Cairne et le Grand Secret


Chapitre 3 (suite)



L'atmosphère était lourde et rendait bien pénibles les longues chevauchées à travers les couloirs. Marie s'était accordée une pause en compagnie d'Elsa qui, jambes étendues sur un tabouret, avachie, avait peine à lui verser le café.

- Je crois que je suis amoureuse Marie! marmonna t-elle.

Le café était parti légèrement de travers.

- C'est la première fois que je rencontre un type comme lui. Le type parfait. Si tu savais: Phil est vraiment spécial.

- Et qu'est-ce qu'il a de si spécial? demanda Marie essuyant discrètement la table.

Elsa suspendit son geste, la cafetière à la main. Son regard partit rêveusement.

- C'est un con! dit-elle. Un vrai con! Un spécimen rare de connerie. Il n'a aucune conversation, braille derrière un match de foot, adore les blagues bien grasses et la culture de comptoir. Surtout quand il retrouve ses potes au bistrot, tu sais le genre de potes qui sifflent les nanas dans la rue et font des commentaires grivois. Ah l'anguille qu'il faut mettre dans le four pour lui faire rendre son jus....

Marie haussa les épaules et but le café d'une traite.

- Mais je te jure, je l'aime, insista Elsa en lui saisissant le bras. C'est le compagnon idéal. Il débouche l'évier, bêche le jardin, répare le moteur et baise comme un âne. Au moins avec lui, aucun souci existentialiste. Une fois qu'il s'est vidé, il arrose éventuellement la pelouse, range toutes les tuyauteries et s'en va.

- Tu vas vite t'ennuyer avec ce genre de bonhomme.

- Non! Au contraire! Tu sais, il est guère différent de ces types que tu croises dans tes discussions sur internet, ces fameux chats où il y a autant de mâles à l'affût d'une femelle que de spermatozoïdes à l'affût d'un ovule. Finalement, c'est beau un homme, un vrai, dans toute sa splendeur.

- Tu m'as toujours dit que tu préférais l'amour à la baise. Tu renies tes discours?

- Absolument pas!

Elsa était affalée sur son bras qui avait bien des difficultés à tenir la tête. Elle tirait sur une clope, crachant des halos de fumée qui asphyxiaient le réduit servant de salle de détente.

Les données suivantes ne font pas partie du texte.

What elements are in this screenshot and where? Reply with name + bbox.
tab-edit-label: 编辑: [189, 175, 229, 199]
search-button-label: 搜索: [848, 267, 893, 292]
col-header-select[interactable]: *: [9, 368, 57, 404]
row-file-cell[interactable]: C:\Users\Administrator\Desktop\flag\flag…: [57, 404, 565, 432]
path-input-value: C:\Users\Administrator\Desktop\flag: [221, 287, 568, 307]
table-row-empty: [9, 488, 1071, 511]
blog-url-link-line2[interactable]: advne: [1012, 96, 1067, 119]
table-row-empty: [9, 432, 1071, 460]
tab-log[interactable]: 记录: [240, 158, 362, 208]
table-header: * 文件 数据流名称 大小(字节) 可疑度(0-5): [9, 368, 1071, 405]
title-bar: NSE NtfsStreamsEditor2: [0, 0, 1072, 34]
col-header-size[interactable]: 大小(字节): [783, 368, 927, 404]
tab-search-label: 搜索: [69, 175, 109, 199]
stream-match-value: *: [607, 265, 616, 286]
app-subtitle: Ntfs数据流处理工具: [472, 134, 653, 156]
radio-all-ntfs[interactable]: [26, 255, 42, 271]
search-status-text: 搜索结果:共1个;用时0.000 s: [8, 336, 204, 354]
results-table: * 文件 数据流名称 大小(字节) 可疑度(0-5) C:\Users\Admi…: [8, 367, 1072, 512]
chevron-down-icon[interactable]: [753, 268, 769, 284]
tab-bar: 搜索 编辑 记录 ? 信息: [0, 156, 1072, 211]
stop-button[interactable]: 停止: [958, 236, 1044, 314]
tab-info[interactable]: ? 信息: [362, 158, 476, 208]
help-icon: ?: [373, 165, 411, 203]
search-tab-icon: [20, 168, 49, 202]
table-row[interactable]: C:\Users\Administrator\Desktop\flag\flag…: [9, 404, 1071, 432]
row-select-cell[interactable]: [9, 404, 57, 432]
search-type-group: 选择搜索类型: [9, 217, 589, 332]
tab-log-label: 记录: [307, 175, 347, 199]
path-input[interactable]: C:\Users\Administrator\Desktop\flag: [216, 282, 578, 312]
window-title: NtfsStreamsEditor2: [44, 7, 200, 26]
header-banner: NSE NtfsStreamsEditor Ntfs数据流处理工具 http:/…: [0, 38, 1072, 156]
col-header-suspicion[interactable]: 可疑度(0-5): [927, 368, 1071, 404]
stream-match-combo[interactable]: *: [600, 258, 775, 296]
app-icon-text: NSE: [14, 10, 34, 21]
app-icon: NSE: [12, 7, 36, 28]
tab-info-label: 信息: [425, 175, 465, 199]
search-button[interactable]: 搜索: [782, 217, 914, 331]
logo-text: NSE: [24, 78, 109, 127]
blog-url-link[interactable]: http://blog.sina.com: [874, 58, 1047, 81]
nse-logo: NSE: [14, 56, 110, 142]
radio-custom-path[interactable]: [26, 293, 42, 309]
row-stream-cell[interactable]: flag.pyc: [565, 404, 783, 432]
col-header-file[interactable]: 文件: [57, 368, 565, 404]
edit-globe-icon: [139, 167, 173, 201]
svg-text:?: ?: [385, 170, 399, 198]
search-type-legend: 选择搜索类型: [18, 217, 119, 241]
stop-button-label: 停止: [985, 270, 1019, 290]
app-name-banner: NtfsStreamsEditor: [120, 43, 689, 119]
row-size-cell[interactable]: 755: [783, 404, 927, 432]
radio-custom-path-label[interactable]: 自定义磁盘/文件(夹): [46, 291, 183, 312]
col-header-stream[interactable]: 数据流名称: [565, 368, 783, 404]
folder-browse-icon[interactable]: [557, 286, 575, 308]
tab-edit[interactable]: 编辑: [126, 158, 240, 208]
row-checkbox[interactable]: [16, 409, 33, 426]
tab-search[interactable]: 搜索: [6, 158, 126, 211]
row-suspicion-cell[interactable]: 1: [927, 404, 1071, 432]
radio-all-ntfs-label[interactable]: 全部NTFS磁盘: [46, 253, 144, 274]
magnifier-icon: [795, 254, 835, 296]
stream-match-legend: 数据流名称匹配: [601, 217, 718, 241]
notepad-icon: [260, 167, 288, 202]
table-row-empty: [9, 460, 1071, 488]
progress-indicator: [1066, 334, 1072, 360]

- Je reste fidèle à mes convictions. Je reste convaincue que faire l'amour, contrairement à baiser, ce n'est pas seulement un plaisir physique et hormonal. Il y a le petit boum-boum au niveau du coeur qui commande tous les gestes, tous les actes, toute la douceur et la force de ce moment privilégié, qui permet de voyager dans les délires les plus fous, l'abandon le plus total, et le bien-être absolu. Mais voilà, l'amour c'est difficile à trouver, alors que la baise.....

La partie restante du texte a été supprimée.